Personal Journeys with Gramma

Life adventures, inspiration and insight; shared in articles, advice, personal chats and pictures.

Sensations of Christmas

How do you choose a favorite Christmas movie? For humor, A CHRISTMAS STORY has to win. For nostalgia, IT’S A WONDERFUL LIFE takes top honors. After that, making the list becomes more complicated and dependent on personal beliefs, but yesterday I discovered a film I’m adding to my list. The British romantic comedy THIS IS CHRISTMAS came out in 2022. (We found it on Amazon Prime.) The story doesn’t fall so very far from the realm of the myriad Hallmark movies, but for me the theme, charm, and acting excellence push it way out in front.

Adam is a sincere ad executive in a small firm he runs with his friend. Each day, without fail, he climbs aboard a commuter train that takes him to and from London to a small town where he lives with his self-absorbed girlfriend. Each day the same people fill the seats of the train, coming and going from the same locations, enduring the same delays. Each day, he looks around him, wondering about the stories behind the faces. One day a young male passenger becomes the center of attention when the conductor demands his ticket and the young man doesn’t have it with him. He’s a regular rider with a season ticket that he presents time after time, but this day he has forgotten it in his other jacket. The conductor demands cash payment the young man doesn’t have. The other passengers recognize him and take his side.

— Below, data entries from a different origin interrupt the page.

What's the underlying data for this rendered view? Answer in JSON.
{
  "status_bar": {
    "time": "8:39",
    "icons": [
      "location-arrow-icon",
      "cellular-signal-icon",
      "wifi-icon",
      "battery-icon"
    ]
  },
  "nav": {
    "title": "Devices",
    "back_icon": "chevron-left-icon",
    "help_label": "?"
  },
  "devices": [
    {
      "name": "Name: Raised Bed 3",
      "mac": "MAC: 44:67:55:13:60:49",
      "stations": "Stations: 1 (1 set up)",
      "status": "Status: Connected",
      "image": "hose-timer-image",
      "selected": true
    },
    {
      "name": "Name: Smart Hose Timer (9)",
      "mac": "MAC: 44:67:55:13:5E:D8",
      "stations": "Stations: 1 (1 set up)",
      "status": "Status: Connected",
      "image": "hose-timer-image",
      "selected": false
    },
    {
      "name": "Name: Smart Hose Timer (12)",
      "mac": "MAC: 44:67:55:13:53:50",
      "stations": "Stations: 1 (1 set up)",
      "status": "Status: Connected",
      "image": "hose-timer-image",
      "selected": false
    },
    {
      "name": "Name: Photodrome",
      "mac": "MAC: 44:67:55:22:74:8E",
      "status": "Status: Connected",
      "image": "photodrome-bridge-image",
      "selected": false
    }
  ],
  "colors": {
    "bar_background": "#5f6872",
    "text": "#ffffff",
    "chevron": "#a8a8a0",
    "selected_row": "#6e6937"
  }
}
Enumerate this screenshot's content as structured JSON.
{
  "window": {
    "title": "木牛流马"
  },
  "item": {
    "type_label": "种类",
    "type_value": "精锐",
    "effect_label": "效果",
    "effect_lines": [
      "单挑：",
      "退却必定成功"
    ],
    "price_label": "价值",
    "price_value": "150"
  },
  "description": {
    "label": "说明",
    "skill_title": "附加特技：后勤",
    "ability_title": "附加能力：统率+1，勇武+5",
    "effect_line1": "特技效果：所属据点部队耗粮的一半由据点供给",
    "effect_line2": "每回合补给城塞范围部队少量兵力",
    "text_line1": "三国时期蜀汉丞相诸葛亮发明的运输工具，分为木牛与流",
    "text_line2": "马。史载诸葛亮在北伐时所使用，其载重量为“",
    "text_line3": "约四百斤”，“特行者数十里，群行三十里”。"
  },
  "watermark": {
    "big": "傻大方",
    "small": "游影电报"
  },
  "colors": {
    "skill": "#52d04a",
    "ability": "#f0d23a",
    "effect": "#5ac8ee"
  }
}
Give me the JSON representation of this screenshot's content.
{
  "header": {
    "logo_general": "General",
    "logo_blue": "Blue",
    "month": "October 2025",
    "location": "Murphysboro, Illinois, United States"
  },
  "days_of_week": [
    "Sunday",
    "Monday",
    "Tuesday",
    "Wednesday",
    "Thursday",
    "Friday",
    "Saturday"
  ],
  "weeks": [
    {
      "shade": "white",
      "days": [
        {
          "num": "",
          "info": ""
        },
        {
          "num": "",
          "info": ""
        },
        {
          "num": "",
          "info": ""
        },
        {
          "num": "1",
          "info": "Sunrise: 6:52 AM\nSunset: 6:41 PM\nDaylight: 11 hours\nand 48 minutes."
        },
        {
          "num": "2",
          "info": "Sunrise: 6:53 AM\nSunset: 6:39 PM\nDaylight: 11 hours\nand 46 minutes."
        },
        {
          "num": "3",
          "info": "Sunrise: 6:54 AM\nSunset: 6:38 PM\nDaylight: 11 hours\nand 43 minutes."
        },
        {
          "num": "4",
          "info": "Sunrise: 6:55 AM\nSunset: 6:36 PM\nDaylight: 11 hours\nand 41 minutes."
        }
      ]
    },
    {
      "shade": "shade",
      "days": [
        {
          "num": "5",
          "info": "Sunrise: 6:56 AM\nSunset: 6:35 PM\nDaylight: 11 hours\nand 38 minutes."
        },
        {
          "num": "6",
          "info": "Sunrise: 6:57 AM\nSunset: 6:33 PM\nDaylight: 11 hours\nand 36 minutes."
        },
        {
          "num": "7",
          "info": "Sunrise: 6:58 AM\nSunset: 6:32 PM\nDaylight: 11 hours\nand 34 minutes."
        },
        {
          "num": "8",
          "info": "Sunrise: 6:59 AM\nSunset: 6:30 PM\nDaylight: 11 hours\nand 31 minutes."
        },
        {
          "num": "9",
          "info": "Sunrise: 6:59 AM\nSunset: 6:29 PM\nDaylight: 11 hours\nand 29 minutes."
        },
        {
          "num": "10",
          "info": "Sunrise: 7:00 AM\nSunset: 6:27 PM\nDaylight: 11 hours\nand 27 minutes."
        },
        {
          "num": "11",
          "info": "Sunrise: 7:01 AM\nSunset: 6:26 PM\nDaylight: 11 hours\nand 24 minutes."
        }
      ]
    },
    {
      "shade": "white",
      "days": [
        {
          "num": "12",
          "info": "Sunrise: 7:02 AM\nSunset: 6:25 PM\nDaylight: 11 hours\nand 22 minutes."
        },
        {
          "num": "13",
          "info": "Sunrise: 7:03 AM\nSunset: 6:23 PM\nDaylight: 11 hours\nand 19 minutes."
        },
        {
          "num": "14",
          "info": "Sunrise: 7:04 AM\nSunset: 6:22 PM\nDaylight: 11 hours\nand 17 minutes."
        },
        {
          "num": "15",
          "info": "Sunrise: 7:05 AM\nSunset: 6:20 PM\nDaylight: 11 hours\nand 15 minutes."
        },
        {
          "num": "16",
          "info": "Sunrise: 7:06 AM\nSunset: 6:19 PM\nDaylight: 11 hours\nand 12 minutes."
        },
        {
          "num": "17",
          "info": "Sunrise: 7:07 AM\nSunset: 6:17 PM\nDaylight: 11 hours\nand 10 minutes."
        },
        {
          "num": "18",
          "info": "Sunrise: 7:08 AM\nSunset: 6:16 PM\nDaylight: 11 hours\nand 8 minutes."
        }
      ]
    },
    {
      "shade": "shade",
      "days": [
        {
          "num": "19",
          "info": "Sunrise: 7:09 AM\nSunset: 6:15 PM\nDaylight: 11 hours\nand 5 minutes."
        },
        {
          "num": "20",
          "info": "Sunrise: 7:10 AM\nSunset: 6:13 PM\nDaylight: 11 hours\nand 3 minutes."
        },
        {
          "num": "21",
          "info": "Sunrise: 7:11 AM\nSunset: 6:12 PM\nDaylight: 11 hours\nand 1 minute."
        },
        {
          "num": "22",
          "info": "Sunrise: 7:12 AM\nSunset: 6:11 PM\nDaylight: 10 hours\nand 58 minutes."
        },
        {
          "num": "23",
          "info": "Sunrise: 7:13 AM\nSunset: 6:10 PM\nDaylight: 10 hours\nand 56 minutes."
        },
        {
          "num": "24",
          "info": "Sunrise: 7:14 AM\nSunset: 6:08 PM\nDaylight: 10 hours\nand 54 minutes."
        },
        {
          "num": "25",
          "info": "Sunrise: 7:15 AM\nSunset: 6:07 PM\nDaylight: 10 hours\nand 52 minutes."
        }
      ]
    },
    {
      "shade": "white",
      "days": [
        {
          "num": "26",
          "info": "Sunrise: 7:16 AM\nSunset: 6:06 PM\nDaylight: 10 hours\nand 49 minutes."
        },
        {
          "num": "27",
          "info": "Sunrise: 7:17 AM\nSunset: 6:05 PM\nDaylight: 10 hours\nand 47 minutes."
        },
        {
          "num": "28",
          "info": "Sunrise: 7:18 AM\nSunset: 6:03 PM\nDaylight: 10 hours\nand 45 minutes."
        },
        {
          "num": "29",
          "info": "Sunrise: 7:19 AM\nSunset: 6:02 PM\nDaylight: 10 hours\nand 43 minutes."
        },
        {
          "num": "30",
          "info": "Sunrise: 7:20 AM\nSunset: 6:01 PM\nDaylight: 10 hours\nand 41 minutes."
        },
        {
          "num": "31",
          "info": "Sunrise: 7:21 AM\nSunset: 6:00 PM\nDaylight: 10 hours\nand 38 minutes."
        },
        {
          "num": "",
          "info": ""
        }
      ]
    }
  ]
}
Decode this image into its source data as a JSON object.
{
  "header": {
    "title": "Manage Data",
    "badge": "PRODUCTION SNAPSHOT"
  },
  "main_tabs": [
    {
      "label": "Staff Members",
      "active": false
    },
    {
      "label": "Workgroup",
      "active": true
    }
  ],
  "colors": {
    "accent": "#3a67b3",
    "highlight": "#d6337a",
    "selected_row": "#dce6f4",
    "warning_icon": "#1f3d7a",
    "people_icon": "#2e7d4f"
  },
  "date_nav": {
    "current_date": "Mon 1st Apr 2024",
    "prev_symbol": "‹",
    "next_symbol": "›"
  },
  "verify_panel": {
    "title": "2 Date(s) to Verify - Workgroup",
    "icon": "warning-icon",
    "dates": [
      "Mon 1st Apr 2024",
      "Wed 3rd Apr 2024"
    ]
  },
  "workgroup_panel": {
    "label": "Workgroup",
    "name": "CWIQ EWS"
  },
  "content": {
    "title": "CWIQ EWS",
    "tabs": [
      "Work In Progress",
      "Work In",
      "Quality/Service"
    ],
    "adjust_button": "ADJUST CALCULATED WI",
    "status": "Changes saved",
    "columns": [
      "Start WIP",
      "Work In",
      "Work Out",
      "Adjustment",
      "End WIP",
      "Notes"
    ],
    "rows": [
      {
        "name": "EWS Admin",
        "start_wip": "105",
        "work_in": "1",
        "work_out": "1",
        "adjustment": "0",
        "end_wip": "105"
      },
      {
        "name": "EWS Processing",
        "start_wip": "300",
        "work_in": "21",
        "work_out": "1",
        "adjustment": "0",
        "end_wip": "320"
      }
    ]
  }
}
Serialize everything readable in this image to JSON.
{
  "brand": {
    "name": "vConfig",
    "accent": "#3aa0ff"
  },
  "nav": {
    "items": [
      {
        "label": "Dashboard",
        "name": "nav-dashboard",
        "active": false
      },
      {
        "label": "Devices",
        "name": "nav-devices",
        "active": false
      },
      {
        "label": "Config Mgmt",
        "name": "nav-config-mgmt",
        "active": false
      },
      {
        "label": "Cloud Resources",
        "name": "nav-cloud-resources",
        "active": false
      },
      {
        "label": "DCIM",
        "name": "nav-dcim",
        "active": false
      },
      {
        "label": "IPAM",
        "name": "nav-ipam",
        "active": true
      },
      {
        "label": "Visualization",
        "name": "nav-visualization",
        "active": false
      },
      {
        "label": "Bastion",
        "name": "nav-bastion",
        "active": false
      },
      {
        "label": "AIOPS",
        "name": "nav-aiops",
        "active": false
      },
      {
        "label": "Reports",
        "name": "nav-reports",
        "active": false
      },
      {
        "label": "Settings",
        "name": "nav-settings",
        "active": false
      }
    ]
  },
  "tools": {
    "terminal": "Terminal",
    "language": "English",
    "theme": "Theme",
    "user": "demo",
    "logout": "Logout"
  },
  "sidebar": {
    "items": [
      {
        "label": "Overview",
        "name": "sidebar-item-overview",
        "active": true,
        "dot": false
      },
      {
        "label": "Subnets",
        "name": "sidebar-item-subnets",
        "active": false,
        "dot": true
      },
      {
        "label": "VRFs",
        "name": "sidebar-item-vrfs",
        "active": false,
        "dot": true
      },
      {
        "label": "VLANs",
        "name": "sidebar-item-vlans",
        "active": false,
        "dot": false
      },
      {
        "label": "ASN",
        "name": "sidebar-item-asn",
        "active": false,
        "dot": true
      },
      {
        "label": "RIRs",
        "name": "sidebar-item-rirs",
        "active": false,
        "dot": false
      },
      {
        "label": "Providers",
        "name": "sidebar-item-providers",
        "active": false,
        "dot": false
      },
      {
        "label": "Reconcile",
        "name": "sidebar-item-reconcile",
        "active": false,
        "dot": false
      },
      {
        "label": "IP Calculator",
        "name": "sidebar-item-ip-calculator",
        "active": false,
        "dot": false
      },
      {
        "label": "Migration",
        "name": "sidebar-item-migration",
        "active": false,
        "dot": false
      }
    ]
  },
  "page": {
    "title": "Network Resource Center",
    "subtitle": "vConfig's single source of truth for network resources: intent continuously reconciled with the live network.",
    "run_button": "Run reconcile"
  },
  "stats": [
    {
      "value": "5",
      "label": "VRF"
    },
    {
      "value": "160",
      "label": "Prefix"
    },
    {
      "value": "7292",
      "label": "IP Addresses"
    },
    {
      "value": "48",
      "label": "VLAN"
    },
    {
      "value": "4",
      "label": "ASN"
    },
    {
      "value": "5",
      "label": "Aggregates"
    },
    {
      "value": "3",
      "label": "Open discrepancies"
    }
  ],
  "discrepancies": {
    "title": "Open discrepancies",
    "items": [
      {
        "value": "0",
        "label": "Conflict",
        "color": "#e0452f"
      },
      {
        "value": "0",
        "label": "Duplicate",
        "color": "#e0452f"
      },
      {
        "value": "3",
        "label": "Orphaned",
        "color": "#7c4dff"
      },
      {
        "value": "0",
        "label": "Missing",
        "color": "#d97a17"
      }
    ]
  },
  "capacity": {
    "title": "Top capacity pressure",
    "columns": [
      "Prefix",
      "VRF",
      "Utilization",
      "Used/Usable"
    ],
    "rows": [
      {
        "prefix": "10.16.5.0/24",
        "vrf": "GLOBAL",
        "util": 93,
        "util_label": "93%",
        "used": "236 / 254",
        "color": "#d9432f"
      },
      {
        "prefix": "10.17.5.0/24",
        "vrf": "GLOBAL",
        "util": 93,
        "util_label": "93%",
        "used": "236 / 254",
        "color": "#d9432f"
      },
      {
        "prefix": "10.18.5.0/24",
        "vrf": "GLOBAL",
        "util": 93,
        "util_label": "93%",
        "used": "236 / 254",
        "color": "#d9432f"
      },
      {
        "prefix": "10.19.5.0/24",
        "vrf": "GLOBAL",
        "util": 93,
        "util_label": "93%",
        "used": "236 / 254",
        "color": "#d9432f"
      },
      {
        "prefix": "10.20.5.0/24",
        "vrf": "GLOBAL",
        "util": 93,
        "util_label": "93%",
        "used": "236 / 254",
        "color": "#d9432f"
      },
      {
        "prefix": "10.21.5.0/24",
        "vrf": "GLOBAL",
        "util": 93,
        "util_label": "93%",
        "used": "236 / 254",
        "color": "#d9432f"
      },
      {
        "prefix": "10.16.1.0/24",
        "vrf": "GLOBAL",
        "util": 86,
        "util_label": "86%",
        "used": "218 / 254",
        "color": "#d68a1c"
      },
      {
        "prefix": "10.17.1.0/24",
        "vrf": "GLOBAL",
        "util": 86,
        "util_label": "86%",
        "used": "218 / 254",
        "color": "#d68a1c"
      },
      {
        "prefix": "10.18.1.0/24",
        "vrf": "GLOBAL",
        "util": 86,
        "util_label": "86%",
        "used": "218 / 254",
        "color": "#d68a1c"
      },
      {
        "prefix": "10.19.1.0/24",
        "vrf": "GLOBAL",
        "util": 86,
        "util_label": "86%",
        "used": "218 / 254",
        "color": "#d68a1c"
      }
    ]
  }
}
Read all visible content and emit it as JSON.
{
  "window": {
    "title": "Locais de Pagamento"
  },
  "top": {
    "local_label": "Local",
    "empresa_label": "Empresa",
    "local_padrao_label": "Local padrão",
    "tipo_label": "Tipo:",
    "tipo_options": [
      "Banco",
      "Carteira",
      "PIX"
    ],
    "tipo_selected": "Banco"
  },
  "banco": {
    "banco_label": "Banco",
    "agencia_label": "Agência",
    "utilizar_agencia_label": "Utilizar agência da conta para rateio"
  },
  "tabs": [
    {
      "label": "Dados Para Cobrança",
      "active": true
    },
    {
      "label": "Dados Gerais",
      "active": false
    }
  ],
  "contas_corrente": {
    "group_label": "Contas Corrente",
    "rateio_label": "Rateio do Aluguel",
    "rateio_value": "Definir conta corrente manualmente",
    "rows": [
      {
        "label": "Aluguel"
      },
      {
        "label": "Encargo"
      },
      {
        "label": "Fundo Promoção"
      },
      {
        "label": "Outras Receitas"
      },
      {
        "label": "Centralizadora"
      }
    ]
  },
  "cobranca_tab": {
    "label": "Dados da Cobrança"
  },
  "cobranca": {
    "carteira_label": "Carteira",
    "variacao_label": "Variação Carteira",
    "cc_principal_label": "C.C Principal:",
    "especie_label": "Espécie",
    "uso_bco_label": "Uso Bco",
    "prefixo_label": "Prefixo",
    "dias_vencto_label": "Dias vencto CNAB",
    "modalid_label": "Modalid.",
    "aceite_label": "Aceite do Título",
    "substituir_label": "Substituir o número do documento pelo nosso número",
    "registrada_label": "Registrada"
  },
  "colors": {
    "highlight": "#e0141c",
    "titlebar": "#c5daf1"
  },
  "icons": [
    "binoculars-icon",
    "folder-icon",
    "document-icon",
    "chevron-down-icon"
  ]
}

Adam is impressed. Strangers who are normally suspicious and aloof have banded together for one empathetic moment. At last he stands, remarking on how the same people sit near one another day after day without speaking and without bothering to learn about one another. He’s sure the trip would be far more pleasant if people chatted, if they took a moment to see each other, to care. His solution is to propose creating a Christmas party for the diverse train riders, a chance for them to connect. They think he’s a nut. The course of change never runs smoothly, and it often leads around corners.

Simply sharing thoughts and concerns with strangers is as unusual in the U.S. as it is in the U.K. People bend over their cell phones, rarely discussing emotions that matter. Communication is fast and cool. Perhaps, as some claim, people once did spend more effort getting to know each other. In smaller towns or stable neighborhoods interaction might have been almost inevitable. I remember when shootings in a school were almost unheard of because the institution felt like family—for good or ill. And why would anyone kill a stranger—unless for money? Prejudice flourished, as always, of course, but hate is easier to cultivate when we divide groups and don’t encounter the human-ness we share—when we can imagine the people we hurt as objects, not moms and dads and somebody’s family. When we take time to help each other out, we feel safer, warmer. We learn perspectives we didn’t realize were there. We recognize that we’re traveling this road of life together, like it or not, and cooperation makes the journey more intimate, more satisfying, more colorful. We experience a sensation we might describe as Christmas.